There are two main views on how people derive life satisfaction. Payne and Schimmack’s study, published in The Journal of Positive Psychology, puts these opposing theories to the test.
The first perspective says that life satisfaction is all about having more pleasant feelings and fewer unpleasant feelings.
The other perspective says that pleasure isn’t enough and people need to meet certain psychological needs to be happy.
In their study, Payne and Schimmack explored three psychological needs that other researchers have put forward as crucial to wellbeing: relatedness, or feeling close to others; competence, or feeling effective and capable; and autonomy.
“In a lot of happiness or wellbeing studies, researchers ask questions that are aligned with one or the other theory,” says Payne, who is now a post-doctoral fellow at Simon Fraser University.
“There was a gap where no one was looking at the impacts of both feeling good and meeting psychological needs on life satisfaction judgments.”
The researchers surveyed more than 1,200 adults from Canada and the United Kingdom about their overall life satisfaction. They then measured respondents’ positive and negative emotions and sense of relatedness, competence and autonomy. In all cases, respondents considered their past four weeks when selecting their answers.
Finally, the researchers used advanced statistical modelling to disentangle each of these influences and see how much each of them affected life satisfaction.
“As expected, people who felt good more often and bad less often tended to rate their lives more highly,” says Payne. “The surprising finding was that autonomy contributed something to life satisfaction that feelings alone could not explain.”
Relatedness and competence, on the other hand, didn’t predict life satisfaction on their own. “They only seemed to matter for life satisfaction because they made people feel good, suggesting that those factors are interchangeable with other pleasant experiences,” says Payne.
As for the practical value of this new knowledge, the researchers say there are lessons at the individual and societal level.
“There is not one happiness,” says Schimmack. “Everybody has to define for themselves what their personal conception of happiness is.”

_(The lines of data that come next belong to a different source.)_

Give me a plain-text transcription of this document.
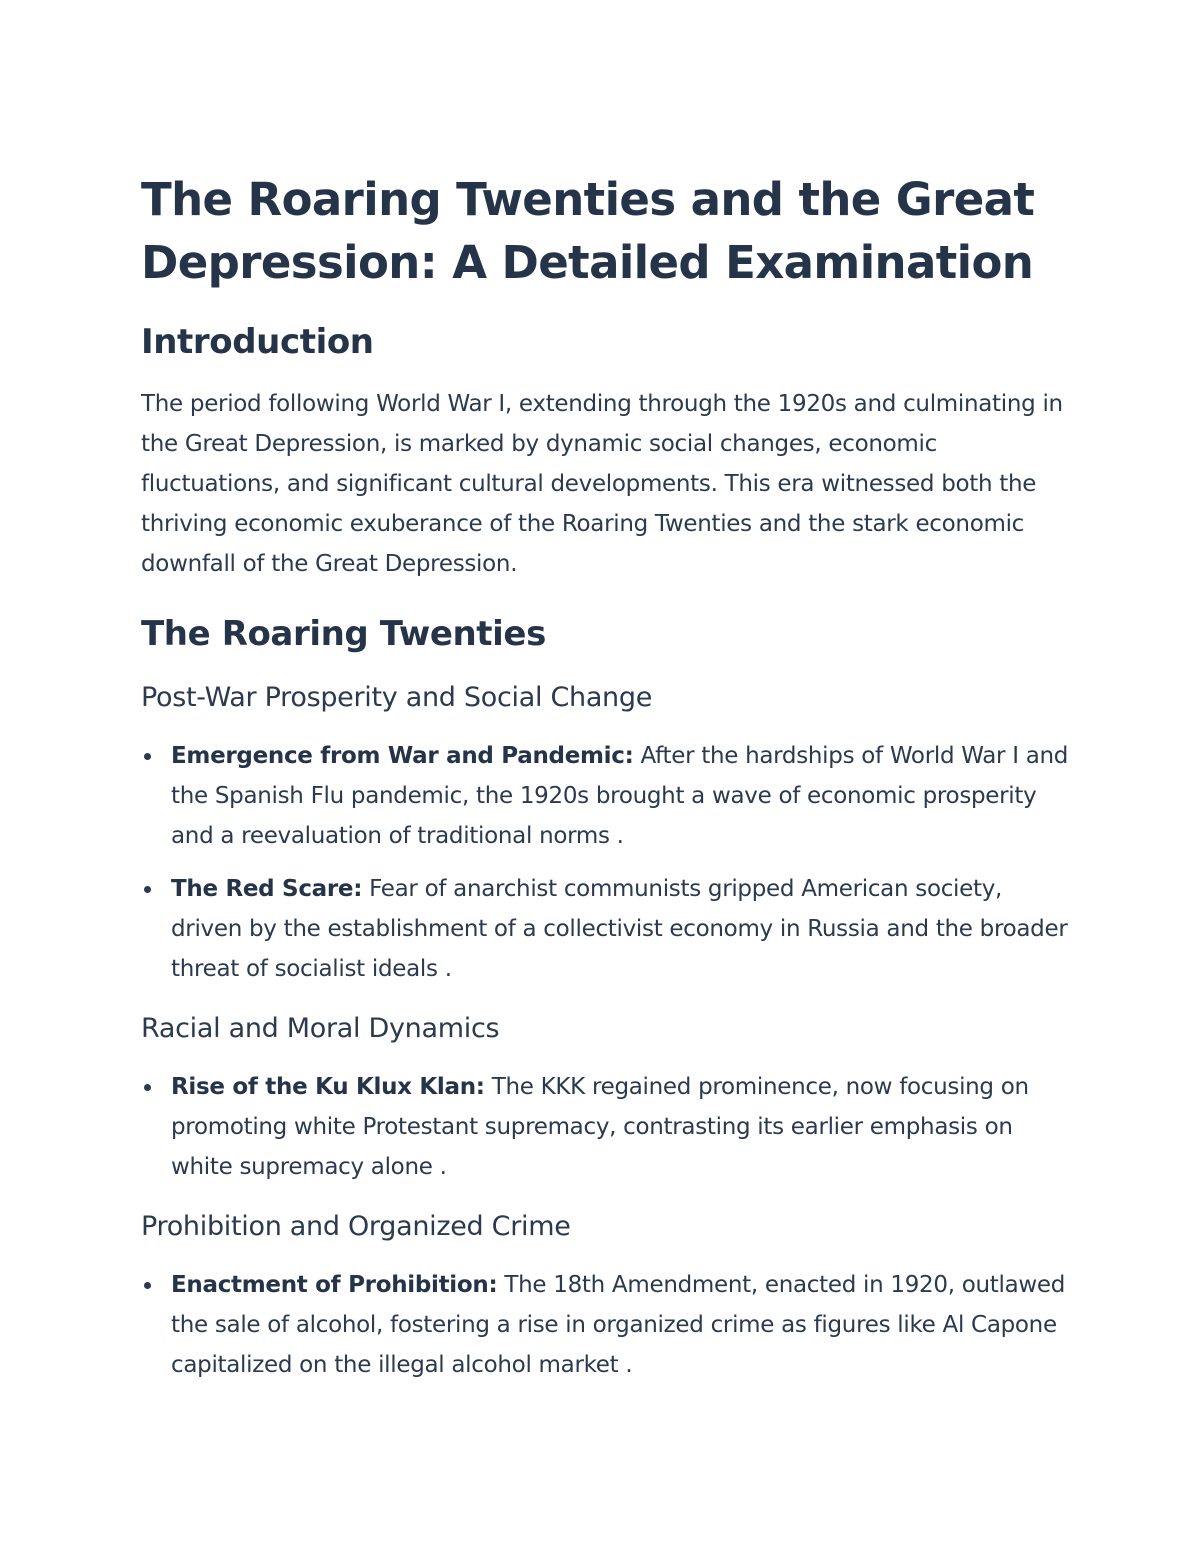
The Roaring Twenties and the Great Depression: A Detailed Examination
Introduction

The period following World War I, extending through the 1920s and culminating in the Great Depression, is marked by dynamic social changes, economic fluctuations, and significant cultural developments. This era witnessed both the thriving economic exuberance of the Roaring Twenties and the stark economic downfall of the Great Depression.

The Roaring Twenties
Post-War Prosperity and Social Change
Emergence from War and Pandemic: After the hardships of World War I and the Spanish Flu pandemic, the 1920s brought a wave of economic prosperity and a reevaluation of traditional norms .
The Red Scare: Fear of anarchist communists gripped American society, driven by the establishment of a collectivist economy in Russia and the broader threat of socialist ideals .
Racial and Moral Dynamics
Rise of the Ku Klux Klan: The KKK regained prominence, now focusing on promoting white Protestant supremacy, contrasting its earlier emphasis on white supremacy alone .
Prohibition and Organized Crime
Enactment of Prohibition: The 18th Amendment, enacted in 1920, outlawed the sale of alcohol, fostering a rise in organized crime as figures like Al Capone capitalized on the illegal alcohol market .
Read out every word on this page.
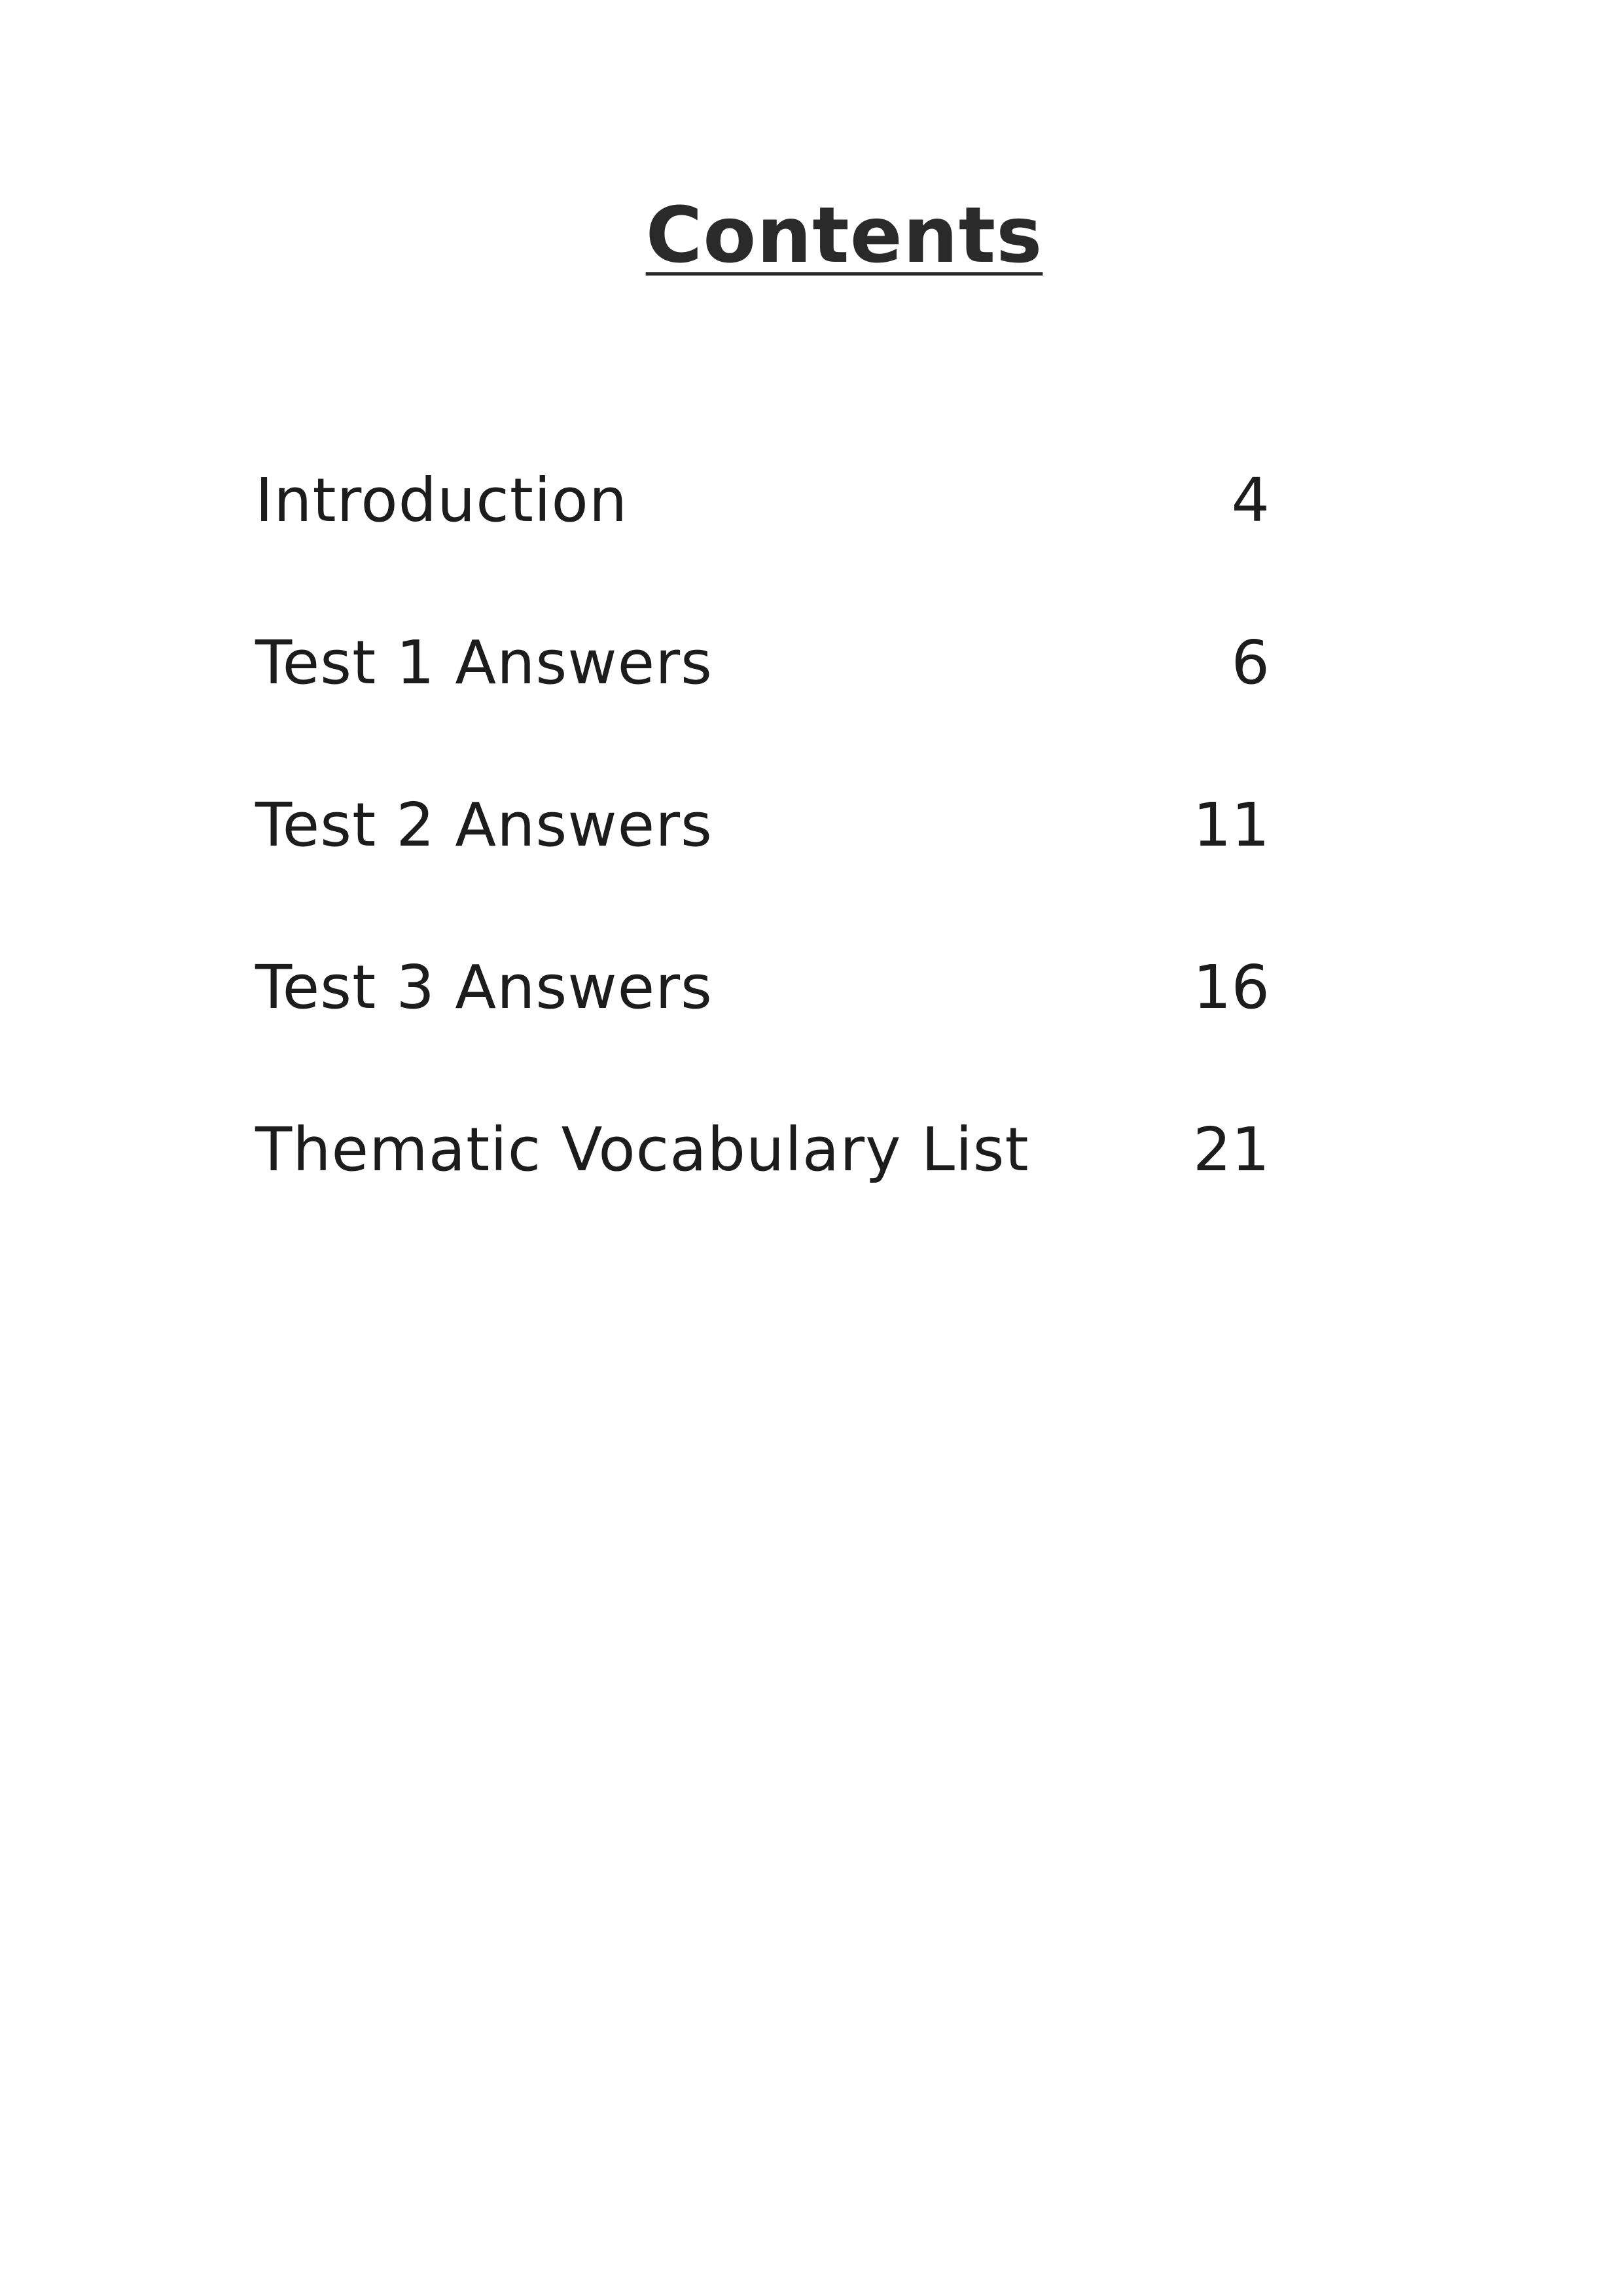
Contents
Introduction	4
Test 1 Answers	6
Test 2 Answers	11
Test 3 Answers	16
Thematic Vocabulary List	21
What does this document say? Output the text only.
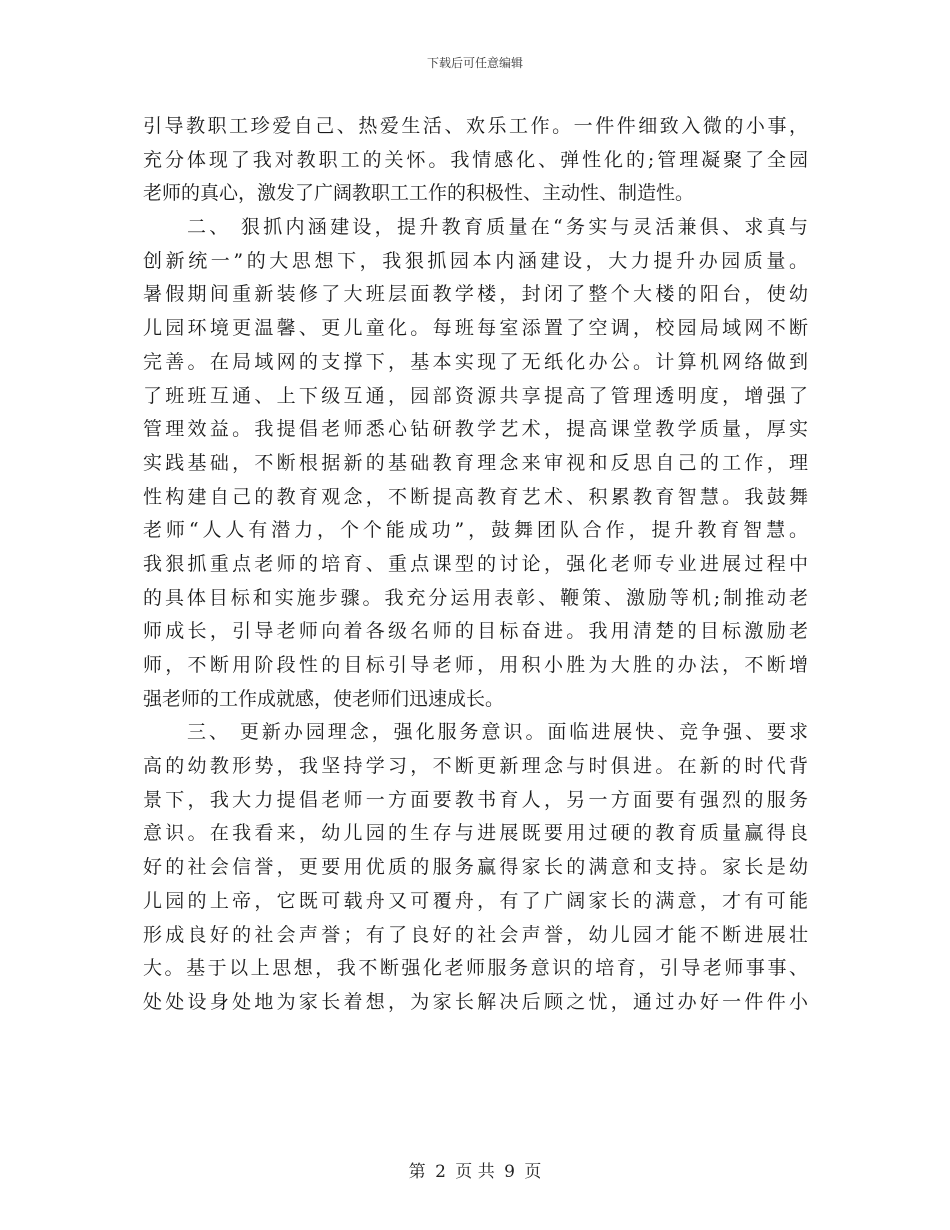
下载后可任意编辑
引导教职工珍爱自己、热爱生活、欢乐工作。一件件细致入微的小事，
充分体现了我对教职工的关怀。我情感化、弹性化的;管理凝聚了全园
老师的真心，激发了广阔教职工工作的积极性、主动性、制造性。
二、 狠抓内涵建设，提升教育质量在“务实与灵活兼俱、求真与
创新统一”的大思想下，我狠抓园本内涵建设，大力提升办园质量。
暑假期间重新装修了大班层面教学楼，封闭了整个大楼的阳台，使幼
儿园环境更温馨、更儿童化。每班每室添置了空调，校园局域网不断
完善。在局域网的支撑下，基本实现了无纸化办公。计算机网络做到
了班班互通、上下级互通，园部资源共享提高了管理透明度，增强了
管理效益。我提倡老师悉心钻研教学艺术，提高课堂教学质量，厚实
实践基础，不断根据新的基础教育理念来审视和反思自己的工作，理
性构建自己的教育观念，不断提高教育艺术、积累教育智慧。我鼓舞
老师“人人有潜力，个个能成功”，鼓舞团队合作，提升教育智慧。
我狠抓重点老师的培育、重点课型的讨论，强化老师专业进展过程中
的具体目标和实施步骤。我充分运用表彰、鞭策、激励等机;制推动老
师成长，引导老师向着各级名师的目标奋进。我用清楚的目标激励老
师，不断用阶段性的目标引导老师，用积小胜为大胜的办法，不断增
强老师的工作成就感，使老师们迅速成长。
三、 更新办园理念，强化服务意识。面临进展快、竞争强、要求
高的幼教形势，我坚持学习，不断更新理念与时俱进。在新的时代背
景下，我大力提倡老师一方面要教书育人，另一方面要有强烈的服务
意识。在我看来，幼儿园的生存与进展既要用过硬的教育质量赢得良
好的社会信誉，更要用优质的服务赢得家长的满意和支持。家长是幼
儿园的上帝，它既可载舟又可覆舟，有了广阔家长的满意，才有可能
形成良好的社会声誉；有了良好的社会声誉，幼儿园才能不断进展壮
大。基于以上思想，我不断强化老师服务意识的培育，引导老师事事、
处处设身处地为家长着想，为家长解决后顾之忧，通过办好一件件小
第 2 页 共 9 页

While the findings confirm that feelings are an important guide to know whether our lives are good, they show that feelings shouldn’t be followed blindly.
“This is where autonomy come in,” says Schimmack. “Freedom adds to happiness over pleasure and displeasure. Making a choice to suffer can add to happiness if it’s freely chosen.” He points to the example of going to the gym.
For public policy, Schimmack says the research supports the creation of liberal societies where everybody is free to pursue their own version of happiness.
When it comes to designing programs to improve wellbeing, Payne says they shouldn’t involve any form of coercion.
“Policymakers need to be mindful not only of potential outcomes, but of whether people feel they’re free to choose the path to those outcomes,” he says.
Ultimately, says Payne, the study highlights that no one theory on satisfaction entirely fits everyone.
“It speaks to the complexity of human wellbeing,” he says. “And it’s important to have some humility about that.”